During the second trimester of pregnancy, fetal development progresses by leaps and bounds. Pregnancy symptoms for the mother also undergo some changes. Many mothers report that the second trimester is the easiest part of a pregnancy, although individual experiences can vary. The risk of miscarriage is also radically decreased, and expectant parents often start telling friends and family as they enter this stage of the pregnancy.
Covering the fourth, fifth, and six months of pregnancy, the second trimester of pregnancy usually marks the disappearance of fatigue, nausea, morning sickness, and breast tenderness. The mother will notice physical changes including darkening skin, swelling breasts, and the appearance of weak contractions, known as Braxton Hicks contractions. Some vaginal discharge is normal during this stage of pregnancy. Women may also experience pain and soreness in the hips and pelvis as the body adjusts to make room for the growing fetus.
During the second trimester, women can be more prone to urinary tract infections and bladder infections. Some women develop constipation and hemorrhoids. Some dietary adjustments can make women feel more comfortable and reduce these pregnancy symptoms. Women also usually start to show during this stage of pregnancy and they may notice signs of weight gain in areas like the thighs and upper arms.
Inside the uterus, the fetus develops a sleep-wake cycle and becomes much more active and inquisitive. Between 14 and 18 weeks, the fetus will start to move. Some landmarks in fetal development that happen during the second trimester of pregnancy include the development of reproductive organs, appearance of the swallowing reflex, hair growth, appearance of fingerprints, development of skeletal bones, and the development of hearing. In addition, the fetus is able to make facial expressions.
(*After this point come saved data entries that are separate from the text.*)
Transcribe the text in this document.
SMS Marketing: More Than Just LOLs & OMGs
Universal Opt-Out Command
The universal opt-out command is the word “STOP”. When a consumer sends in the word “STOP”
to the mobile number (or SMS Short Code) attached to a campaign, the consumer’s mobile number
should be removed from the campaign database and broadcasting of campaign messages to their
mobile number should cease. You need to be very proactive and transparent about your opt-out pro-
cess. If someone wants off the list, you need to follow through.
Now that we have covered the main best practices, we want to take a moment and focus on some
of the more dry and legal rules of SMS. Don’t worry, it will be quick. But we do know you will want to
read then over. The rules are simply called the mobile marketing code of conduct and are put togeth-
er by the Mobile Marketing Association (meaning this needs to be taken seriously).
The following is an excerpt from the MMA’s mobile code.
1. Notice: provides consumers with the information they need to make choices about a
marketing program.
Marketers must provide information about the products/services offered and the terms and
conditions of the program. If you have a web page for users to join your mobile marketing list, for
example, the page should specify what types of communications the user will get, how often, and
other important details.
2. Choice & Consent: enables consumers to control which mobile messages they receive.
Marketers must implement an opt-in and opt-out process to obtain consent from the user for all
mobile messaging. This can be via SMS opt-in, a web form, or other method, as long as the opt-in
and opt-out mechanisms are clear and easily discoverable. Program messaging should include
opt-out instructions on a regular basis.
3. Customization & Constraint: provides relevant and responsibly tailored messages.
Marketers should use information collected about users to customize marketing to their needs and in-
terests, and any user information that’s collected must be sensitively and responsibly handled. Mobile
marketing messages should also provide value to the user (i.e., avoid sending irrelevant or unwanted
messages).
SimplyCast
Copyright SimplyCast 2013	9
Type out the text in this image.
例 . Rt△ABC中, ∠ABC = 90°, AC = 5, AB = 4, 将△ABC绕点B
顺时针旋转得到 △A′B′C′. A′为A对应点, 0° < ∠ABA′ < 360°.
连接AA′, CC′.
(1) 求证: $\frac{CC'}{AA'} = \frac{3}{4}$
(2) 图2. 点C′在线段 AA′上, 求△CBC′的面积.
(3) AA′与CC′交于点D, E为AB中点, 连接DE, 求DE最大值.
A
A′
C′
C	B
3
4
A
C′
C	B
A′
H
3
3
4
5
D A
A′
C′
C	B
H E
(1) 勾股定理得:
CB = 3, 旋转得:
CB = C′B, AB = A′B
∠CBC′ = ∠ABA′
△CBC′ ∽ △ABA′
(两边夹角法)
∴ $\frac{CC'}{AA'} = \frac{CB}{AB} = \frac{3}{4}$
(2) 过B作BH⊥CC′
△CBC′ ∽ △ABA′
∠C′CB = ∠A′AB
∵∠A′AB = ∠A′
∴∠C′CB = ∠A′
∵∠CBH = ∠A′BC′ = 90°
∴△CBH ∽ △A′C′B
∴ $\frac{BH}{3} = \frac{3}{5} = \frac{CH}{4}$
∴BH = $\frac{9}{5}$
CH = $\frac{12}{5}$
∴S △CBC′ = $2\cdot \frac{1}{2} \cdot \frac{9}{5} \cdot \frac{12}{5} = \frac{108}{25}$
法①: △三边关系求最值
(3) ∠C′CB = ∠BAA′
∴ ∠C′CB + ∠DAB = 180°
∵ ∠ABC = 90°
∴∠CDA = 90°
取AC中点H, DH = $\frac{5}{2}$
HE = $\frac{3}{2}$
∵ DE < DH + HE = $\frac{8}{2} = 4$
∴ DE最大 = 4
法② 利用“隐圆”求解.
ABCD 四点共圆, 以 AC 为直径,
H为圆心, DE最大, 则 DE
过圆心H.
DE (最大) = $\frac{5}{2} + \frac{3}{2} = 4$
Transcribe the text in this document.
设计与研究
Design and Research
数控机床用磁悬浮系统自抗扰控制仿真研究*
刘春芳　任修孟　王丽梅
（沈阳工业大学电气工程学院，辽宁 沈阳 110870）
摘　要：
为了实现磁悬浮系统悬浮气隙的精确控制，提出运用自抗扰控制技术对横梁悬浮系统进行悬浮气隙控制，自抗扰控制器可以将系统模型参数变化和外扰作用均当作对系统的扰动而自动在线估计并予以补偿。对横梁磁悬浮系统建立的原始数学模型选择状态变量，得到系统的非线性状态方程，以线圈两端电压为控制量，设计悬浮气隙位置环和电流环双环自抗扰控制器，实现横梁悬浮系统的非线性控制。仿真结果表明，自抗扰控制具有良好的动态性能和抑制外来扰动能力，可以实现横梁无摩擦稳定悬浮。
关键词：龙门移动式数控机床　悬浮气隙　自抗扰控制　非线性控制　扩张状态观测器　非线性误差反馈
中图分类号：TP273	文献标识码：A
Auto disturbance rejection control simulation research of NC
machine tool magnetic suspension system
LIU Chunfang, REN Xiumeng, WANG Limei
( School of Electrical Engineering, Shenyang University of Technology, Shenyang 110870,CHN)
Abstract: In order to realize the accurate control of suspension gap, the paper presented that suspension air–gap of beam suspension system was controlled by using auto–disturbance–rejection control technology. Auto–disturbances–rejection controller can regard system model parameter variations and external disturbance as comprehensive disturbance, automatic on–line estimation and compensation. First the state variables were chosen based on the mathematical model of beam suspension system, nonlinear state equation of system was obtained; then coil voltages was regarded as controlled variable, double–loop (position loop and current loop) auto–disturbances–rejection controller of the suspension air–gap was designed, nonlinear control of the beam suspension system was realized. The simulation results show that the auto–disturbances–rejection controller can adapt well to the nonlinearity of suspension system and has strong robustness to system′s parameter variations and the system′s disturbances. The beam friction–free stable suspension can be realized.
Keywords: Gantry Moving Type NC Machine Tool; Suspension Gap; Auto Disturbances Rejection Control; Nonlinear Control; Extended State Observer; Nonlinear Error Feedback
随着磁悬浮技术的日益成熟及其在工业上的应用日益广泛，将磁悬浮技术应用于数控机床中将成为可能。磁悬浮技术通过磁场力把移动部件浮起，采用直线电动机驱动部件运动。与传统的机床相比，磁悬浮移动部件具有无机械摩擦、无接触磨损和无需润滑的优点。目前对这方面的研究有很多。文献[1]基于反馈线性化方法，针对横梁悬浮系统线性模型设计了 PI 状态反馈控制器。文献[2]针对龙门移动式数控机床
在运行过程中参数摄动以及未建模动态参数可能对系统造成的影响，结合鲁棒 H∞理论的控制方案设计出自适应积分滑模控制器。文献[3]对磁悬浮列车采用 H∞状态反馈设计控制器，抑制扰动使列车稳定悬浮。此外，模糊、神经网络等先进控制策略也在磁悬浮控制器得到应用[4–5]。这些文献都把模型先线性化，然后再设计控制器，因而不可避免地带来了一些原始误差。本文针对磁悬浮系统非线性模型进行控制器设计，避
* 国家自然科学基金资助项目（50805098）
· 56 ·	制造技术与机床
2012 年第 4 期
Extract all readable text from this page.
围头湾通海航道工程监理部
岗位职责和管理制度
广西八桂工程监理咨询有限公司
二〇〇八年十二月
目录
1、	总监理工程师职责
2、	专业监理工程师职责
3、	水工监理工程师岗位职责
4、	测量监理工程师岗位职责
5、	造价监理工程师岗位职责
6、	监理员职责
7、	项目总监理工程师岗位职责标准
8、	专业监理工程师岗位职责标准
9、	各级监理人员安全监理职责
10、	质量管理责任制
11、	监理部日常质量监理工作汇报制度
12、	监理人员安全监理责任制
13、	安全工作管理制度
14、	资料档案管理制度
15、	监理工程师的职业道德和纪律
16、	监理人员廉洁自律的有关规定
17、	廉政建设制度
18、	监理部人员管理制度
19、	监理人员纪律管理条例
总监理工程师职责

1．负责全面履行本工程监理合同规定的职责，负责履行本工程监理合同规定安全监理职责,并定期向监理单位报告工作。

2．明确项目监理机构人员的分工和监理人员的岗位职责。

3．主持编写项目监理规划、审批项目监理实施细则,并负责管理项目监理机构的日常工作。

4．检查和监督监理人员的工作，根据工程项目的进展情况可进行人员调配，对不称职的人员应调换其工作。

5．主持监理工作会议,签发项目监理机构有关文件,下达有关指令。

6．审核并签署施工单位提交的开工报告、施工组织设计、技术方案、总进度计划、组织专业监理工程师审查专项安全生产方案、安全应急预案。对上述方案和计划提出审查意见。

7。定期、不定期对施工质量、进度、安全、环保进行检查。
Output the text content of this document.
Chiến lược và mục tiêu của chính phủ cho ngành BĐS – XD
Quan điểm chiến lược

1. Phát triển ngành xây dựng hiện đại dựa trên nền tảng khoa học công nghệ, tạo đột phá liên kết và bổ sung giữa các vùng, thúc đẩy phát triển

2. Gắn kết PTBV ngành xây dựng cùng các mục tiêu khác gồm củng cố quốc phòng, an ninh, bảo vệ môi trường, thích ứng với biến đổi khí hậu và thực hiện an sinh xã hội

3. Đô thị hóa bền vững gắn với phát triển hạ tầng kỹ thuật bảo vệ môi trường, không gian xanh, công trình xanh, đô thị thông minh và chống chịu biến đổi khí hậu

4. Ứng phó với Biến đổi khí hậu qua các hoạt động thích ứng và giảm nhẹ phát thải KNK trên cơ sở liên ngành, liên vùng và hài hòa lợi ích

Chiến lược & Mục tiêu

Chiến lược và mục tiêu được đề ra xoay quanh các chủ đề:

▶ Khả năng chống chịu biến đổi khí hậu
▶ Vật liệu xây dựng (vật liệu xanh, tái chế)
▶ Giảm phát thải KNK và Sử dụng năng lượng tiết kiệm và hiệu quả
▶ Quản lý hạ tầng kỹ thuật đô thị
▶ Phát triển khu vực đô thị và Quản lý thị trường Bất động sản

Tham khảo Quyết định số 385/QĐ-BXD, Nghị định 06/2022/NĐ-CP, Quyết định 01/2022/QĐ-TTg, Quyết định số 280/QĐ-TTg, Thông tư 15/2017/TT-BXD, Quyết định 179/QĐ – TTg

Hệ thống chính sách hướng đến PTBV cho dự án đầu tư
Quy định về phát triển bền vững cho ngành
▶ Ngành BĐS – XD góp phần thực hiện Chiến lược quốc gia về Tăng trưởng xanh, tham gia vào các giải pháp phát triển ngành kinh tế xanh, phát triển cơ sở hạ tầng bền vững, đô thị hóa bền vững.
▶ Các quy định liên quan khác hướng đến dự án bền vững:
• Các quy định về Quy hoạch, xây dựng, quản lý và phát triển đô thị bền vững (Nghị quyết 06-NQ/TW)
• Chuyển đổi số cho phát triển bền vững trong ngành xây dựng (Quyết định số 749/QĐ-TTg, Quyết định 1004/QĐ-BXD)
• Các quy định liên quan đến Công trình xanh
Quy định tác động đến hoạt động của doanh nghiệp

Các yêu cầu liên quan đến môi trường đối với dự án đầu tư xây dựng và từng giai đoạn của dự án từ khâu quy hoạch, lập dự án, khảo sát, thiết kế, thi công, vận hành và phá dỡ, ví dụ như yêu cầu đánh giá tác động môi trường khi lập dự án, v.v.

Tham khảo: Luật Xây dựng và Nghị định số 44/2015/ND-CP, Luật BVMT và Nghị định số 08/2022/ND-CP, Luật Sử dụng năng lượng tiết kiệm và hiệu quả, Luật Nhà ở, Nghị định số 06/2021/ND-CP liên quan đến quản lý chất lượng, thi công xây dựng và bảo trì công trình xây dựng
Towards the end of the second trimester of pregnancy, the fetus begins to reach the state of extrauterine viability. If the fetus has to be delivered in an emergency situation, intensive medical care could allow it to survive outside of its mother's body. Premature delivery carries a number of risks for the baby, of course, and will be avoided if at all possible.
During the second trimester, women should attend regular prenatal appointments to allow a doctor, midwife, or nurse to monitor the progress of the pregnancy. Prenatal testing may also be made available during this period. Women can discuss the tests available, along with their risks and benefits. Some tests are important, as they may identify issues that could be a problem during labor and delivery.